Baker e-mailed a letter to every state legislator, Gov. Charlie Crist and the state attorney general's office, detailing his problems with the builder.

"If Mr. Aubuchon cannot take responsibility for his own actions in the community then HOW can he be trusted as a Government Official with taxpayers' money when he is making decisions in Tallahassee?"

Aubuchon is represented by the law firm Boyle & Gentile of Fort Myers. Attorney Geoffrey Gentile Sr. says Baker is trying to injure Aubuchon, personally and politically.

Aubuchon said Baker is also hurting his business. He fired off his own response to state legislators.

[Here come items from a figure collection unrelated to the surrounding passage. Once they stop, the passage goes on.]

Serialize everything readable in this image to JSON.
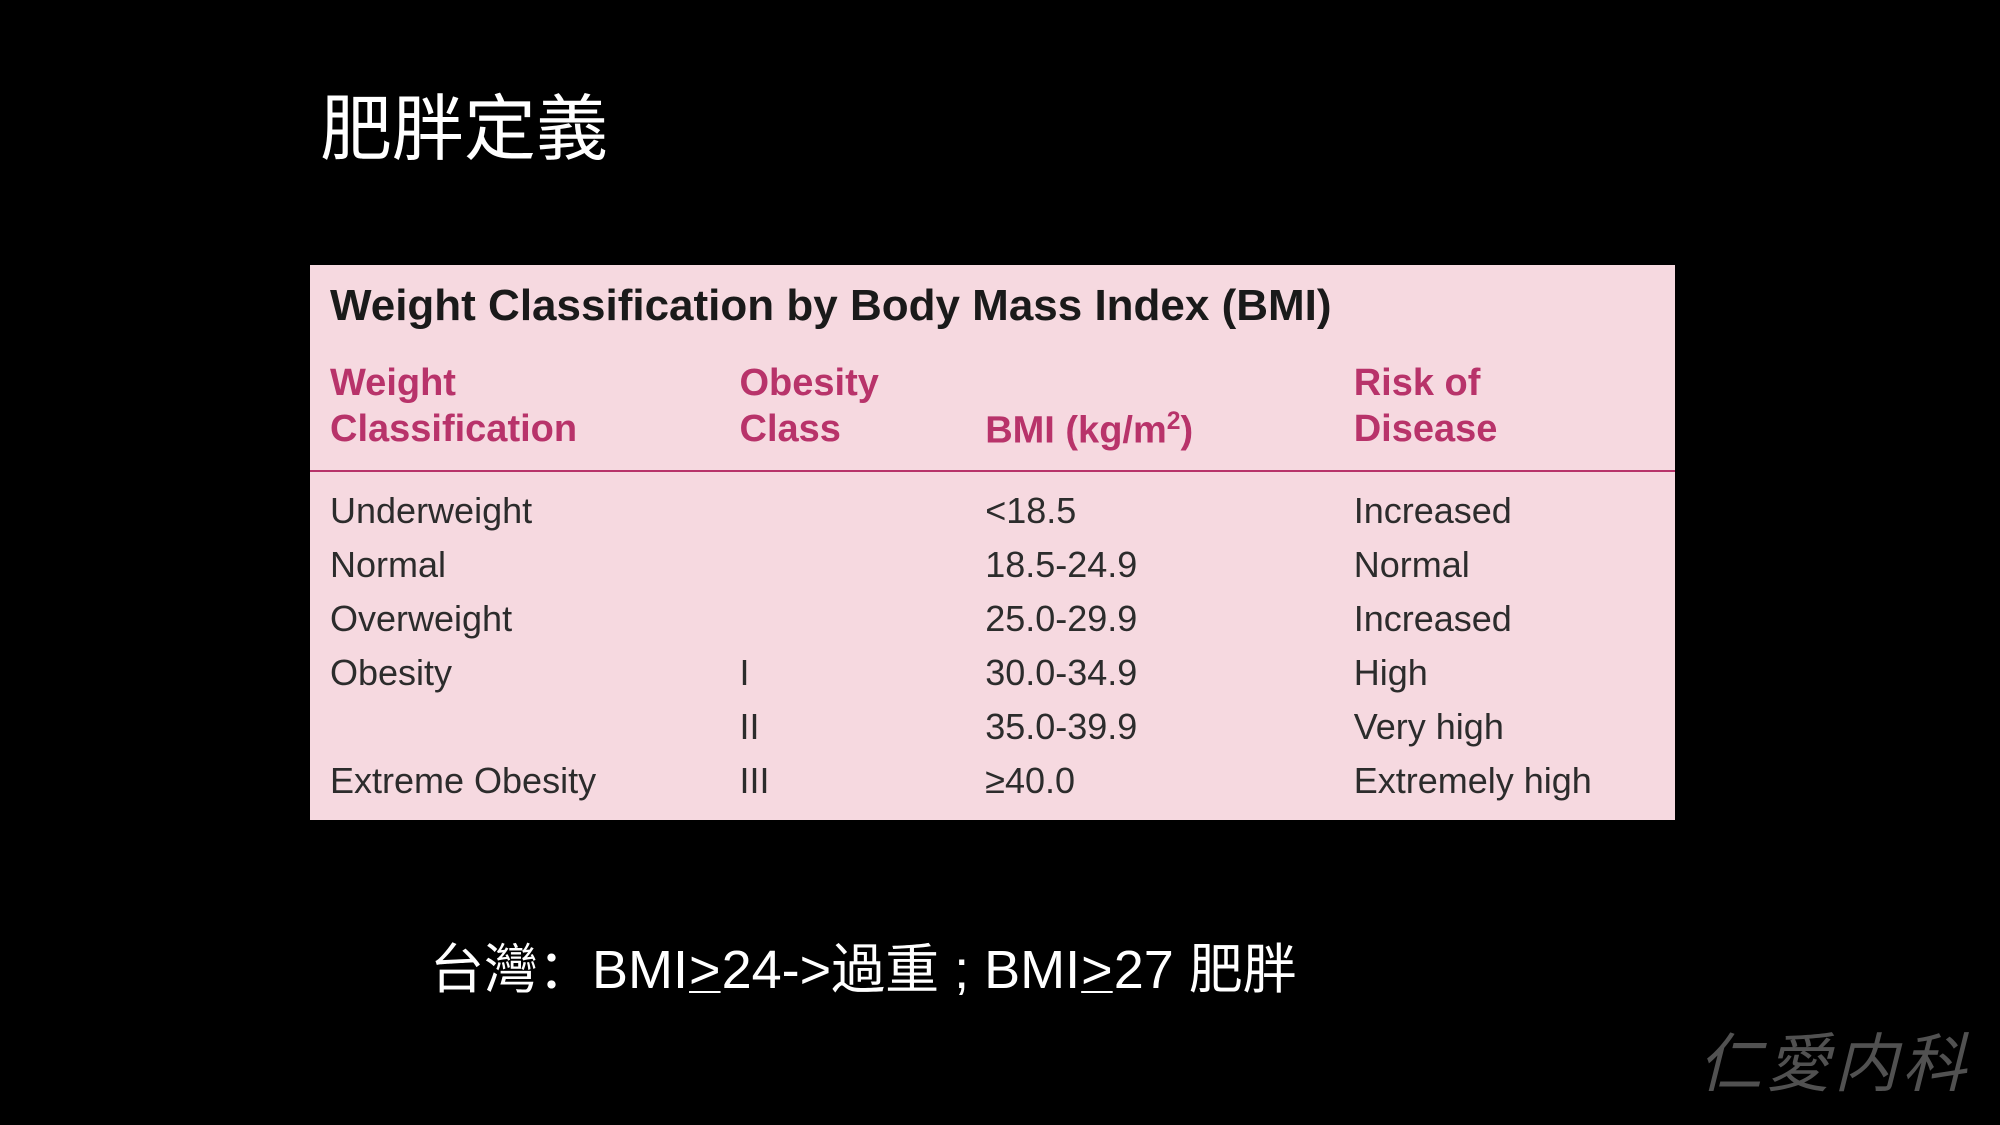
{
  "slide": {
    "title": "肥胖定義",
    "background_color": "#000000",
    "title_color": "#ffffff",
    "title_fontsize": 72
  },
  "table": {
    "title": "Weight Classification by Body Mass Index (BMI)",
    "background_color": "#f6d9e0",
    "header_text_color": "#b8336a",
    "body_text_color": "#2c2c2c",
    "title_text_color": "#1a1a1a",
    "border_color": "#b8336a",
    "title_fontsize": 44,
    "header_fontsize": 38,
    "body_fontsize": 36,
    "columns": [
      {
        "label_line1": "Weight",
        "label_line2": "Classification",
        "key": "weight",
        "width": "30%"
      },
      {
        "label_line1": "Obesity",
        "label_line2": "Class",
        "key": "obesity",
        "width": "18%"
      },
      {
        "label_line1": "BMI (kg/m",
        "label_sup": "2",
        "label_line1_end": ")",
        "key": "bmi",
        "width": "27%"
      },
      {
        "label_line1": "Risk of",
        "label_line2": "Disease",
        "key": "risk",
        "width": "25%"
      }
    ],
    "rows": [
      {
        "weight": "Underweight",
        "obesity": "",
        "bmi": "<18.5",
        "risk": "Increased"
      },
      {
        "weight": "Normal",
        "obesity": "",
        "bmi": "18.5-24.9",
        "risk": "Normal"
      },
      {
        "weight": "Overweight",
        "obesity": "",
        "bmi": "25.0-29.9",
        "risk": "Increased"
      },
      {
        "weight": "Obesity",
        "obesity": "I",
        "bmi": "30.0-34.9",
        "risk": "High"
      },
      {
        "weight": "",
        "obesity": "II",
        "bmi": "35.0-39.9",
        "risk": "Very high"
      },
      {
        "weight": "Extreme Obesity",
        "obesity": "III",
        "bmi": "≥40.0",
        "risk": "Extremely high"
      }
    ]
  },
  "footnote": {
    "prefix": "台灣：BMI",
    "ge1": ">",
    "mid1": "24->過重 ; BMI",
    "ge2": ">",
    "suffix": "27 肥胖",
    "color": "#ffffff",
    "fontsize": 54
  },
  "watermark": {
    "text": "仁愛内科",
    "color": "#888888",
    "fontsize": 64
  }
}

"While regrettable in tone, the letter underscores the frustration of those dealing with the situation," he wrote, "it is neither fair nor right that so many Americans are in this situation.

"I have spoken to hundreds of people about Chinese drywall and work daily for a solution."

He encouraged those affected by Chinese drywall "to focus their efforts on a national solution."

That doesn't help homeowners now, Baker said. "I'm kind of left out in the cold here."

Baker is far from alone in his predicament. There are an estimated 7,500 homes with Chinese drywall in Southwest Florida. An estimated 35,000 homes are affected across the state and up to 100,000 across the country.

The drywall, imported mainly in the years 2004 to 2007, has a rotten egg smell and emits sulfur compounds that corrode air conditioning coils and electrical wires in the home, as well as other metal surfaces.

Many who have the drywall complain of health problems from nosebleeds to respiratory problems.

Baker and his family moved into their sprawling, 9,200-square-foot home in March 2008. They experienced medical symptoms and replaced 10 air conditioning coils in nine months.

After testing the home, Lew Lewellyn, owner of American Air Testing Inc. of Cape Coral, recommended that the Bakers move out.

"He was one of the worst cases I've seen," Lewellyn said.

The Bakers eventually moved into their previous Cape Coral home, which they still own but had rented out.

Now, when Baker and his wife, Linda, return to the new home to pick up items left behind, they wear masks with charcoal filters.

Baker pointed out that some homebuilders, such as Lennar Homes, are gutting the defective drywall and replacing it.

Lennar has set aside $39.8 million to deal with the problem in 400 homes.

But that may not be the complete solution, Aubuchon said.

"My heart goes out to all people dealing with this," he said. "They want the problem fixed. The sad reality is, we don't know how to fix it yet."